Housing is an issue too. As of this month, only 400 of the 988 arriving refugees had secured housing, so hundreds are living in hotels for a month or more.

"The turn around for housing can happen in two weeks," Garry told CBC Hamilton this month. But because the number increased so quickly and drastically, there have been long delays.

Wesley, too, is scrambling to accommodate the surprise jump in families arriving. It's been training staff on the fly and hustling to find temporary and permanent housing.

"It's been an overwhelming task, history in the making," Garry said. "We've not seen this type of influx since the Kosovar settlement."

The Hamilton Family Health Team describes similar challenges. From common colds to dental needs, health care providers are serving twice the number of people expected, said Laurel Cooke, manager of the nursing and complex care teams.

'Testing our ability to work together'

"It's a stretch on all fronts," said Cooke. "It's a stretch on public health. I have nursing teams in hotels every day.

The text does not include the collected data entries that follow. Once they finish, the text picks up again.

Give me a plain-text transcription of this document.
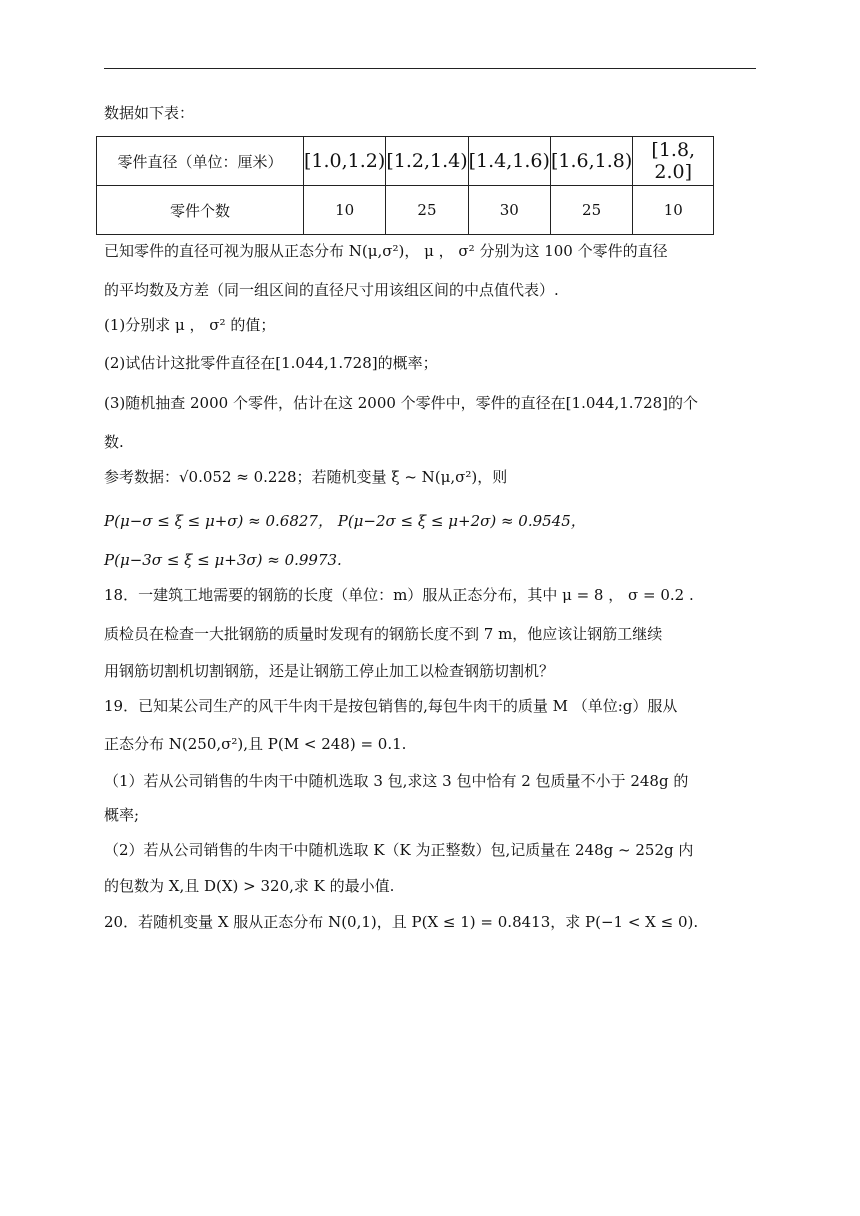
数据如下表：
零件直径（单位：厘米）	[1.0,1.2)	[1.2,1.4)	[1.4,1.6)	[1.6,1.8)	[1.8, 2.0]
零件个数	10	25	30	25	10
已知零件的直径可视为服从正态分布 N(μ,σ²)， μ ， σ² 分别为这 100 个零件的直径
的平均数及方差（同一组区间的直径尺寸用该组区间的中点值代表）.
(1)分别求 μ ， σ² 的值；
(2)试估计这批零件直径在[1.044,1.728]的概率；
(3)随机抽查 2000 个零件，估计在这 2000 个零件中，零件的直径在[1.044,1.728]的个
数.
参考数据：√0.052 ≈ 0.228；若随机变量 ξ ~ N(μ,σ²)，则
P(μ−σ ≤ ξ ≤ μ+σ) ≈ 0.6827， P(μ−2σ ≤ ξ ≤ μ+2σ) ≈ 0.9545，
P(μ−3σ ≤ ξ ≤ μ+3σ) ≈ 0.9973.
18．一建筑工地需要的钢筋的长度（单位：m）服从正态分布，其中 μ = 8 ， σ = 0.2 .
质检员在检查一大批钢筋的质量时发现有的钢筋长度不到 7 m，他应该让钢筋工继续
用钢筋切割机切割钢筋，还是让钢筋工停止加工以检查钢筋切割机？
19．已知某公司生产的风干牛肉干是按包销售的,每包牛肉干的质量 M （单位:g）服从
正态分布 N(250,σ²),且 P(M < 248) = 0.1.
（1）若从公司销售的牛肉干中随机选取 3 包,求这 3 包中恰有 2 包质量不小于 248g 的
概率;
（2）若从公司销售的牛肉干中随机选取 K（K 为正整数）包,记质量在 248g ~ 252g 内
的包数为 X,且 D(X) > 320,求 K 的最小值.
20．若随机变量 X 服从正态分布 N(0,1)，且 P(X ≤ 1) = 0.8413，求 P(−1 < X ≤ 0).
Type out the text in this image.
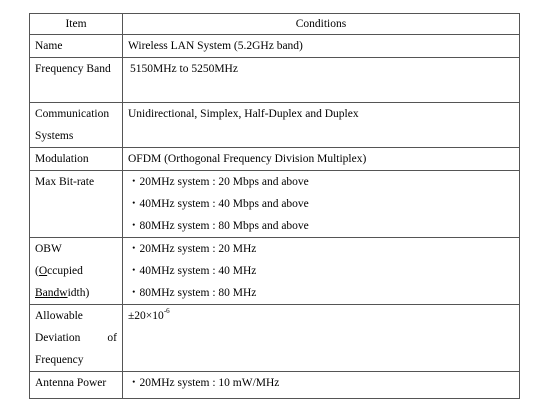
Item	Conditions
Name	Wireless LAN System (5.2GHz band)
Frequency Band	5150MHz to 5250MHz

Communication
Systems	Unidirectional, Simplex, Half-Duplex and Duplex
Modulation	OFDM (Orthogonal Frequency Division Multiplex)
Max Bit-rate	・20MHz system : 20 Mbps and above
・40MHz system : 40 Mbps and above
・80MHz system : 80 Mbps and above

OBW
(Occupied
Bandwidth)	・20MHz system : 20 MHz
・40MHz system : 40 MHz
・80MHz system : 80 MHz

Allowable
Deviation of
Frequency	$\pm 20\times 10^{-6}$
Antenna Power	・20MHz system : 10 mW/MHz
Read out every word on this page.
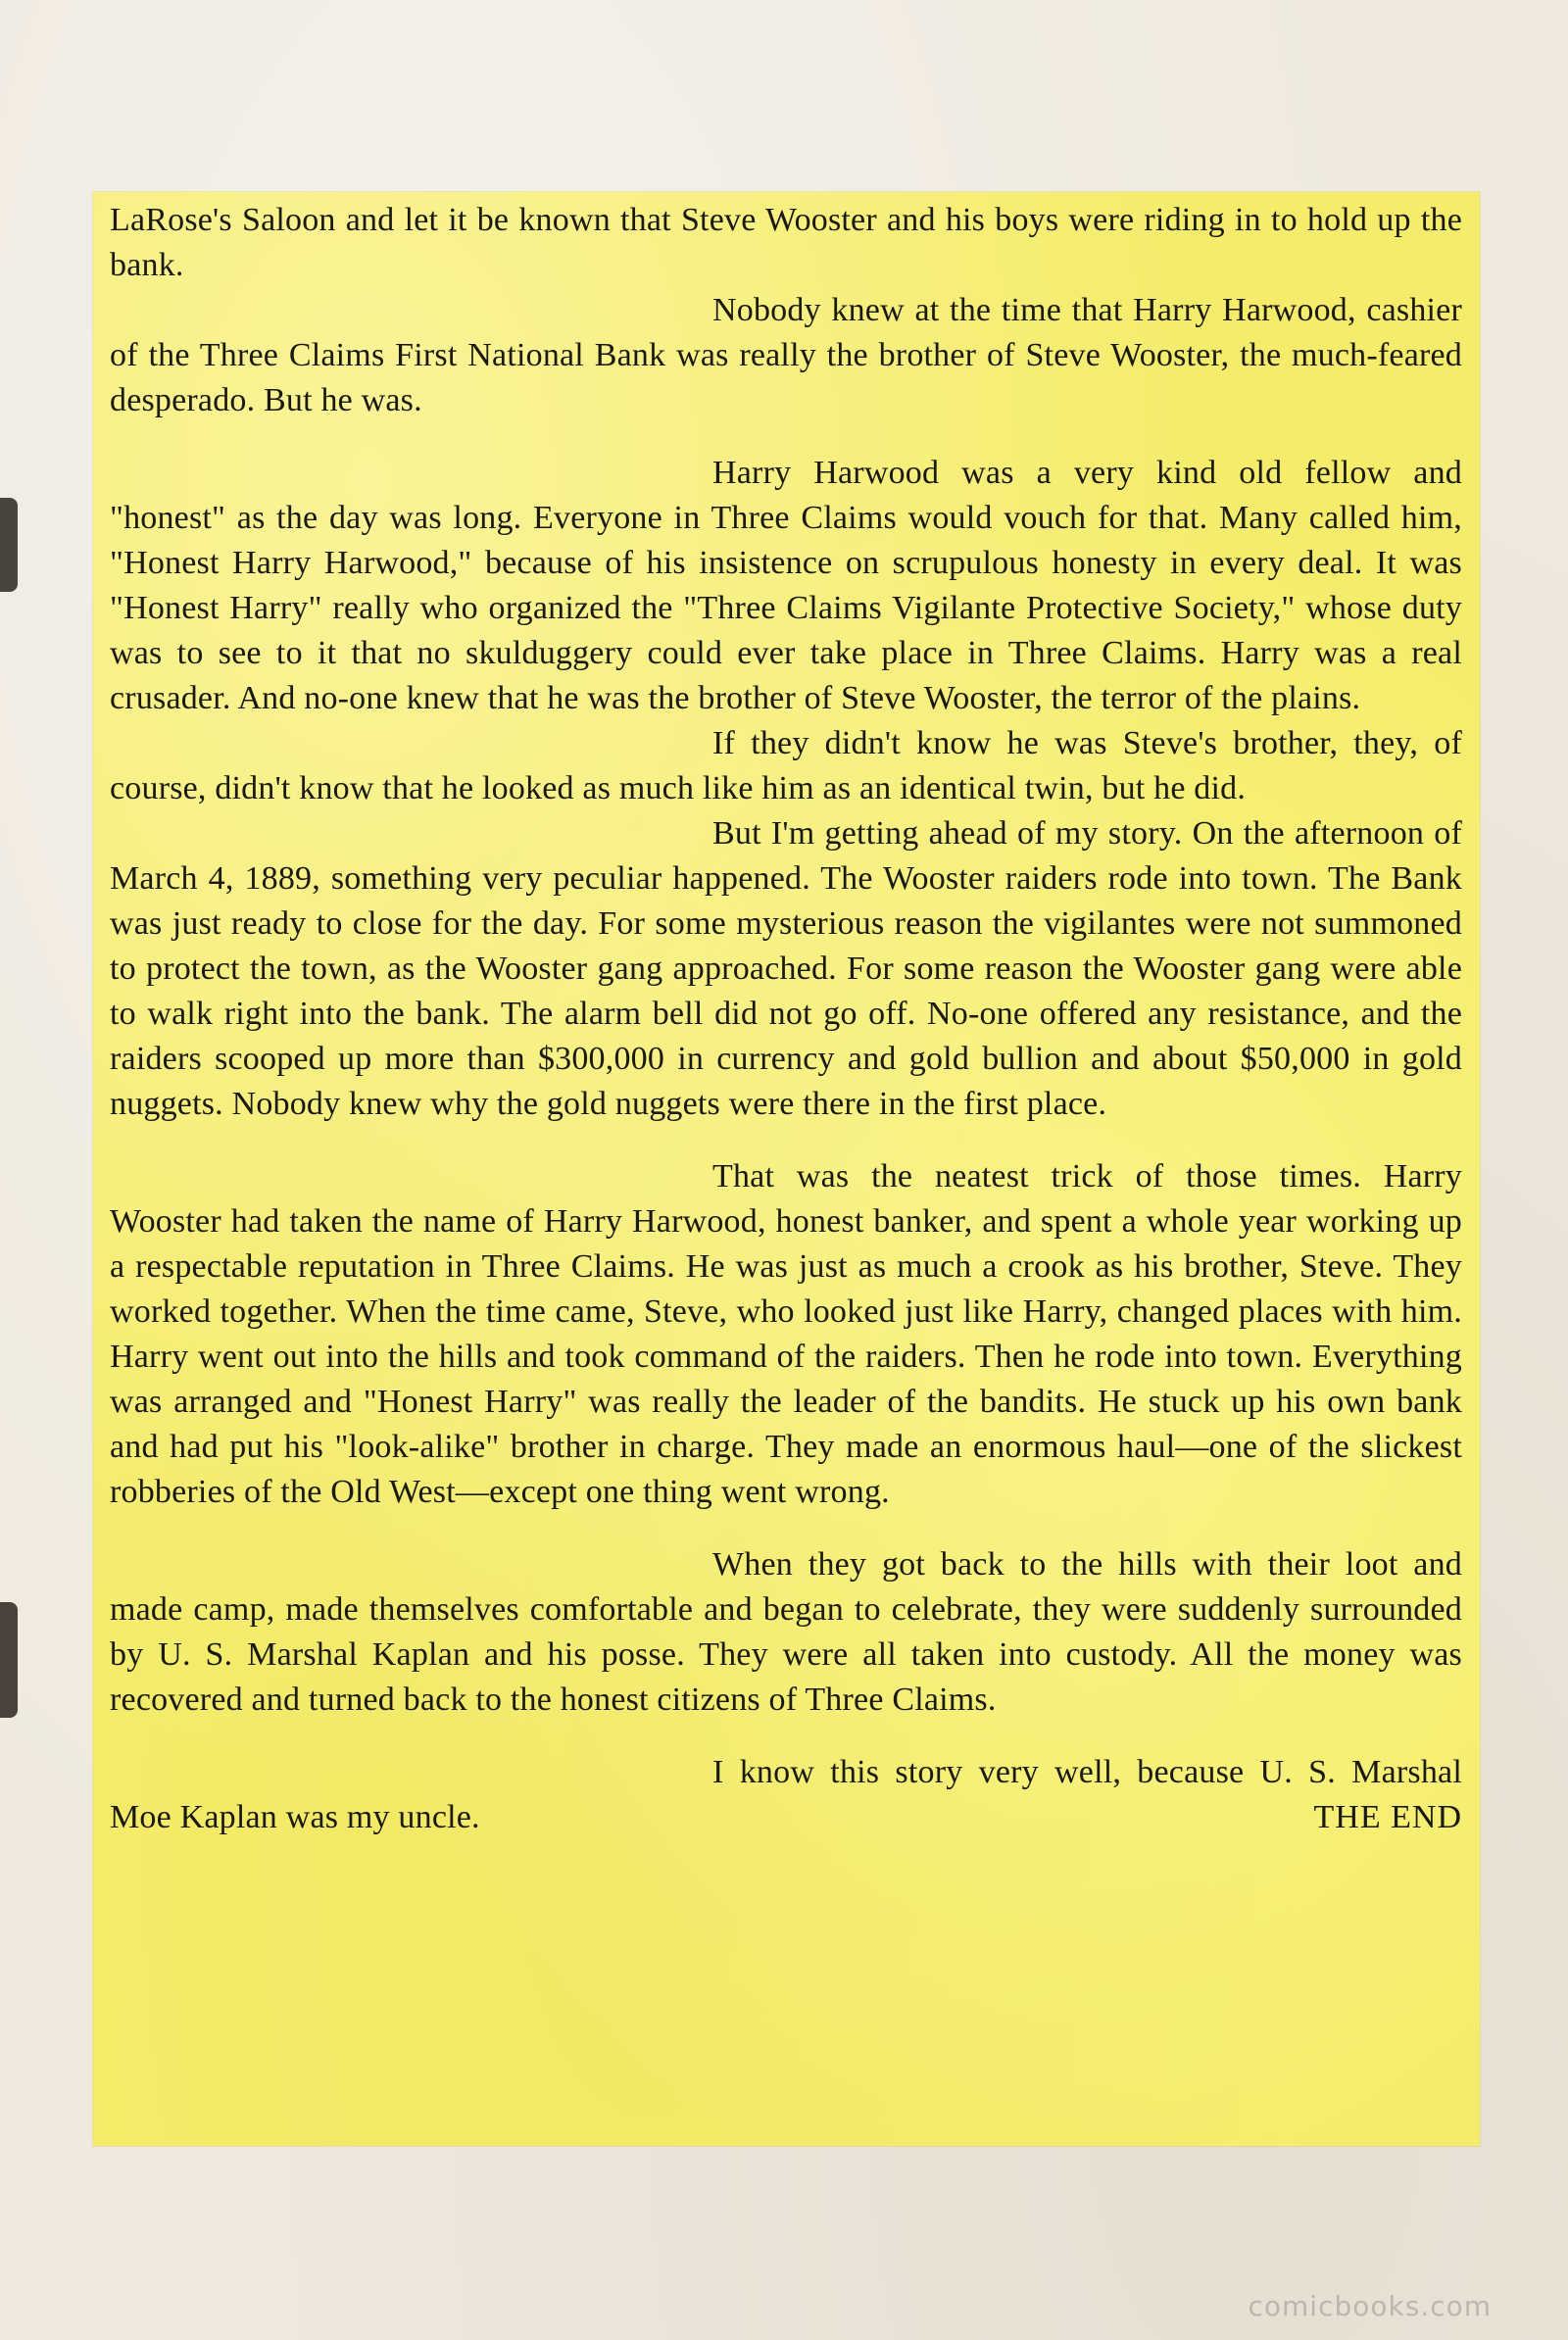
LaRose's Saloon and let it be known that Steve Wooster and his boys were riding in to hold up the bank.

Nobody knew at the time that Harry Harwood, cashier of the Three Claims First National Bank was really the brother of Steve Wooster, the much-feared desperado. But he was.

Harry Harwood was a very kind old fellow and "honest" as the day was long. Everyone in Three Claims would vouch for that. Many called him, "Honest Harry Harwood," because of his insistence on scrupulous honesty in every deal. It was "Honest Harry" really who organized the "Three Claims Vigilante Protective Society," whose duty was to see to it that no skulduggery could ever take place in Three Claims. Harry was a real crusader. And no-one knew that he was the brother of Steve Wooster, the terror of the plains.

If they didn't know he was Steve's brother, they, of course, didn't know that he looked as much like him as an identical twin, but he did.

But I'm getting ahead of my story. On the afternoon of March 4, 1889, something very peculiar happened. The Wooster raiders rode into town. The Bank was just ready to close for the day. For some mysterious reason the vigilantes were not summoned to protect the town, as the Wooster gang approached. For some reason the Wooster gang were able to walk right into the bank. The alarm bell did not go off. No-one offered any resistance, and the raiders scooped up more than $300,000 in currency and gold bullion and about $50,000 in gold nuggets. Nobody knew why the gold nuggets were there in the first place.

That was the neatest trick of those times. Harry Wooster had taken the name of Harry Harwood, honest banker, and spent a whole year working up a respectable reputation in Three Claims. He was just as much a crook as his brother, Steve. They worked together. When the time came, Steve, who looked just like Harry, changed places with him. Harry went out into the hills and took command of the raiders. Then he rode into town. Everything was arranged and "Honest Harry" was really the leader of the bandits. He stuck up his own bank and had put his "look-alike" brother in charge. They made an enormous haul—one of the slickest robberies of the Old West—except one thing went wrong.

When they got back to the hills with their loot and made camp, made themselves comfortable and began to celebrate, they were suddenly surrounded by U. S. Marshal Kaplan and his posse. They were all taken into custody. All the money was recovered and turned back to the honest citizens of Three Claims.

I know this story very well, because U. S. Marshal Moe Kaplan was my uncle.	THE END

comicbooks.com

We're not funded for that.

"On the plus side, it really is testing our ability to work together across the community."

It's less clear where the families arriving from Toronto — called "secondary migrants" — fit into the mix. Many come to the IWC, which Rios says has enough workers to manage the caseload — for now.

It's been challenging, but it's nothing that's insurmountable.- Mayor Fred Eisenberger

Chelsey Lichtman, a Toronto realtor, helped a family resettle from Toronto to Hamilton. Lichtman says the family of nine is happy to be here, but stuck in bureaucratic limbo.

They're not COSTI clients anymore, she said. But Wesley isn't taking their cases either.

Found a home in the North End

The family is living in a semi-detached three-bedroom rental home in the North End, Lichtman said. That sort of housing that would cost more than $2,000 in Toronto. They were happy to find it.

"Luckily, we were among the first to do this," she said. "I know of at least five to 10 other families who have come there from COSTI in Toronto."

The issue is a possible future subject for Mayor Fred Eisenberger's new refugee advisory committee. There's no central place where information flows right now, he said. That's the committee's goal.

Refugee resources have been stretched in general, Eisenberger said. But Hamilton will manage.

"It's been challenging, but it's nothing that's insurmountable."